2. Import the certificate into the truststore. If the truststore.jks does not exist, the keytool will create it.

   keytool -importcert -file fakecert.crt -alias placeholder-cert -keystore truststore.jks
       Enter keystore password:  ENTER SOME PASSWORD HERE AND REMEMBER IT FOR LATER
       Re-enter new password:
       ...
       Trust this certificate? [no]:  yes
       Certificate was added to keystore

3. Just some cleanup.

   rm fakecert.key fakecert.csr fakecert.crt
   chmod 644 truststore.jks
   # the connector server user should not be able to write the truststore, only read it
   chown root:connector-server truststore.jks

4. Add truststore to startup script ConnectorServer.sh:

   cd /opt/connector-server/connid-connector-server
   vim bin/ConnectorServer.sh
   
   # add this snippet to the command line that executes the connector server
   -Djavax.net.ssl.trustStore=/opt/connector-server/connid-connector-server/conf/truststore.jks -Djavax.net.ssl.trustStorePassword=PUT_KEYSTORE_PASSWORD_HERE

5. Restart the connector server.

1) Install Java 1.8 (OpenJDK headless is preferred).

2) Unpack connector server to his root directory "C:\connid-connector-server".

3) Create trustore for connector server. Use git bash in direcotory "C:\connid-connector-server\conf".

• Get (or create - as we do there) a certificate of the end system.

openssl genrsa -out fakecert.key
openssl req -new -key fakecert.key -out fakecert.csr -subj "/C=CZ/ST=Czech Republic/L=Prague/O=BCV/CN=Connector placeholder cert"
openssl x509 -req -in fakecert.csr -signkey fakecert.key -days 1 -sha256 -out fakecert.crt

• Import the certificate into the truststore. If the truststore.jks does not exist, the keytool will create it.

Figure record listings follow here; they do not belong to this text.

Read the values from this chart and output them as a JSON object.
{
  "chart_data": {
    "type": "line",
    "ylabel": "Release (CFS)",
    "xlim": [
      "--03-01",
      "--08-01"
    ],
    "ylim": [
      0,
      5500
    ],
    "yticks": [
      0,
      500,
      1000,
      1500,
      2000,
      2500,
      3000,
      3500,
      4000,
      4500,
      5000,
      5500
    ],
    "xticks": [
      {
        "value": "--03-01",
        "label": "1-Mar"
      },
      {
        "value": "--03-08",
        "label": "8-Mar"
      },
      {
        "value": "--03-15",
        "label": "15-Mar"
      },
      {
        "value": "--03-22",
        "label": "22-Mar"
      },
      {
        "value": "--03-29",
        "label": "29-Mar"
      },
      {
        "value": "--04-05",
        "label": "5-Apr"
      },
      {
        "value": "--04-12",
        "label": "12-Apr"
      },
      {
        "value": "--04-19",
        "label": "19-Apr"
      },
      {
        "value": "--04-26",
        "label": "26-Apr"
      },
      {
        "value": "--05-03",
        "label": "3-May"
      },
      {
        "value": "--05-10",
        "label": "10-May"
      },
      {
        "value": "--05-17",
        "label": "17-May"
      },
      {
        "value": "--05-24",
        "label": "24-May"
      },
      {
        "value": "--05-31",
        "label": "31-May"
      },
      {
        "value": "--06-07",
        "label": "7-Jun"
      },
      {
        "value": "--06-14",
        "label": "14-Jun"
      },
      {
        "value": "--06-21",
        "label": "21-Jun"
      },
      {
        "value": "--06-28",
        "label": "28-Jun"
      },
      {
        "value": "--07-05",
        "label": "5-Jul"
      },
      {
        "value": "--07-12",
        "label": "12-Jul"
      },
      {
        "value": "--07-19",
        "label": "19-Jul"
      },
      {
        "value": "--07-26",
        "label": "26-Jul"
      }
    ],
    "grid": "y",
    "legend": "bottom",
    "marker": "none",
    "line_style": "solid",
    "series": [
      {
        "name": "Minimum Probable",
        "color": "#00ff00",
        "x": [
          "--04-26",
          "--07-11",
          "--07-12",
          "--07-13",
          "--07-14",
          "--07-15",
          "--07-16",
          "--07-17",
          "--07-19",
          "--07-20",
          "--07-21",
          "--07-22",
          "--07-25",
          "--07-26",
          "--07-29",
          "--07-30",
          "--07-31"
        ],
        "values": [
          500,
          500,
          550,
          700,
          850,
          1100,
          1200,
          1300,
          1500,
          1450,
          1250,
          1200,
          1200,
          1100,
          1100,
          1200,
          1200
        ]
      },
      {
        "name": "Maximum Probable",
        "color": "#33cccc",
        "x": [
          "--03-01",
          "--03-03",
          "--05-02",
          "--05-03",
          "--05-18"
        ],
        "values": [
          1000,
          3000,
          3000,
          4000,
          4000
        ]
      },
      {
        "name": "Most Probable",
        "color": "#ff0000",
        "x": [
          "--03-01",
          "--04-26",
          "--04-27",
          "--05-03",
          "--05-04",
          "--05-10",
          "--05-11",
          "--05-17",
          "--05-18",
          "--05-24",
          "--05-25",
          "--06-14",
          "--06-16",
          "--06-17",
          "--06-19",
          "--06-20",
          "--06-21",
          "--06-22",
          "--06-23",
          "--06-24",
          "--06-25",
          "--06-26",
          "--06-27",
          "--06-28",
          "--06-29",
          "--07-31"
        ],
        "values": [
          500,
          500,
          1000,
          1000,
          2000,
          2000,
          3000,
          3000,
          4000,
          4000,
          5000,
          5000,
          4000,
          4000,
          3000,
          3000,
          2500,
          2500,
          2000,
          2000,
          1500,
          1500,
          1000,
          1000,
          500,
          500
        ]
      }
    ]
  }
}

/c/Program\ Files/Java/jdk-1.9.8/bin/keytool -importcert -file fakecert.crt -alias placeholder-cert -keystore truststore.jks
    Enter keystore password:  ENTER SOME PASSWORD HERE AND REMEMBER IT FOR LATER
    Re-enter new password:
    ...
    Trust this certificate? [no]:  yes
    Certificate was added to keystore

• Just some cleanup.

rm fakecert.key fakecert.csr fakecert.crt

4) Add trustore location and password to service installation in „bin\ConnectorServer.bat“(windows). These parameters are in script already, so just trustore path and password.

"-Djavax.net.ssl.trustStore=C:\connid-connector-server\conf\truststore.jks";"-Djavax.net.ssl.trustStorePassword=TODO_PASSWORD"

5) Start CMD under system admin. Then go to connector-server root directory.

cd C:\connid-connector-server
bin\ConnectorServer.bat /setkey

6) Add connectors to "C:\connid-connector-server\bundles" and scripts to "C:\connid-connector-server\scripts".

7) Then setup connector-server key and install windows service(connector_server).

bin\ConnectorServer.bat /install connector_server

8) Then start service in "services.msc". If connector_server service started correctly set this service to automatic start.

1. In CzechIdM, on the system tab, create a new system.
2. In the detail of this system, check option "Use remote connector server" and fill in every form field that IdM needs to connect to the remote system. It is necessary to supply the host and port on which the connector is available on remote server. If the server is secured by password, you will need to fill in the password in order to successfully connect to the remote connector server. Password will be stored in local confidential storage.
3. When you are done, save the form.
4. Go to the "Configurations" tab. There, only connectors that are deployed inside remote connector server, will be available.
5. Configure everything else as you would do if you were not using remote connector server.